Penting untuk diketahui:
[quote]Karena alasan
tertentu, orang-orang HRD menjadi mudah tersinggung dan mudah dilanda ‘api
cemburu’.[/quote]
Apa “alasan tertentu” itu? Tidak
banyak orang yang cukup peka untuk menangkap fenomena ini. Untuk kebaikan anda,
saya buka di sini bahwa: rata-rata pegawai HRD menerima kompensasi (gaji,
bonus, dan bentuk remunerasi lainnya) yang relative lebih rendah dibandingkan
bagian-bagian lain—termasuk jika dibandingkan dengan pegawai di bagian
accounting dan finance. Dan, mereka (orang HRD) tahu persis mengenai hal itu.
Bayangkan, apa yang mereka rasakan ketika berhadapan dengan
calon pegawai yang baru masuk gajinya sudah lebih besar dari mereka? Dan apa yang akan terjadi jika rasa cemburu-bawaan itu
disulut lagi dengan sikap menyepelekan dari kandidat? Ngerti kan masud
saya?
Saran saya: jangan berikan
mereka alasan tambahan untuk tidak menyukai anda. Pandanglah posisi HRD
sebagai posisi profesional yang juga berperan penting dalam nenentukan apakah
anda akan masuk ke sesi interview yang menentukan atau tidak, dan hajat
recruitment secara keseluruhan.
Sampai di sini, saya
nggap anda sudah bisa melihat posisi HRD dengan lebih proporsional.
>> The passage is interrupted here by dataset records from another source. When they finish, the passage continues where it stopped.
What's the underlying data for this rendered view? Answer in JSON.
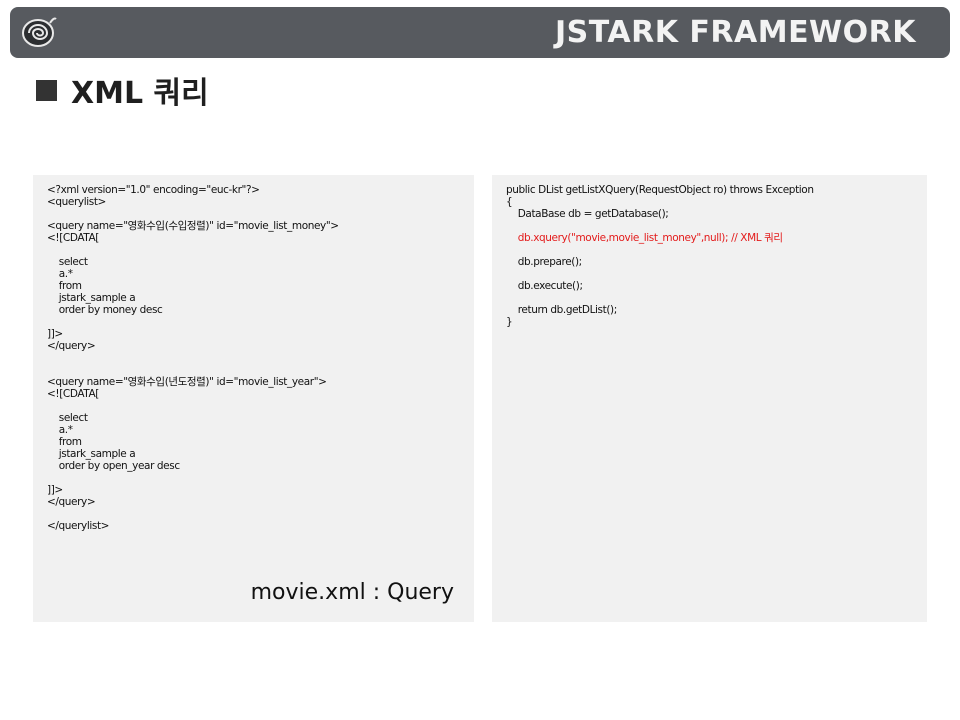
{
  "header": {
    "title": "JSTARK FRAMEWORK",
    "logo_icon": "snail-icon"
  },
  "section": {
    "title": "XML 쿼리"
  },
  "left_panel": {
    "lines": [
      "<?xml version=\"1.0\" encoding=\"euc-kr\"?>",
      "<querylist>",
      "",
      "<query name=\"영화수입(수입정렬)\" id=\"movie_list_money\">",
      "<![CDATA[",
      "",
      "    select",
      "    a.*",
      "    from",
      "    jstark_sample a",
      "    order by money desc",
      "",
      "]]>",
      "</query>",
      "",
      "",
      "<query name=\"영화수입(년도정렬)\" id=\"movie_list_year\">",
      "<![CDATA[",
      "",
      "    select",
      "    a.*",
      "    from",
      "    jstark_sample a",
      "    order by open_year desc",
      "",
      "]]>",
      "</query>",
      "",
      "</querylist>"
    ],
    "caption": "movie.xml : Query"
  },
  "right_panel": {
    "lines": [
      "public DList getListXQuery(RequestObject ro) throws Exception",
      "{",
      "    DataBase db = getDatabase();",
      "",
      "    db.xquery(\"movie,movie_list_money\",null); // XML 쿼리",
      "",
      "    db.prepare();",
      "",
      "    db.execute();",
      "",
      "    return db.getDList();",
      "}"
    ],
    "highlight_line": 4,
    "highlight_color": "#e31b1b"
  },
  "colors": {
    "header_bg": "#575a5f",
    "panel_bg": "#f1f1f1",
    "highlight": "#e31b1b"
  }
}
Menempatkan HRD sebagai profesional, bagaimana sebaiknya anda
bersikap?
Seperti sudah saya
singgung di awal tulisan, saya tidak punya ‘pil’ yang bisa mengubah seorang
kandidat yang unqualified menjadi qualified. Sehingga qualifikasi anda adalah
yang paling utama ketika menghadapi sesi interview dengan HRD. Idealnya anda
memiliki kualifikasi yang memenuhi apa yang mereka harapkan—sesuai dengan
posisi yang anda lamar.
Di luar aspek
qualifikasi, yang perlu anda perhatikan adalah hal-hal sederhana, yang secara
alamiah dimiliki oleh hampir semua orang—terlebih-lebih anda yang sudah
menyelesaikan pendidikan tinggi (D3 atau Sarjana Akuntansi).
As a rule of thumb, buatlah tugas mereka (HRD)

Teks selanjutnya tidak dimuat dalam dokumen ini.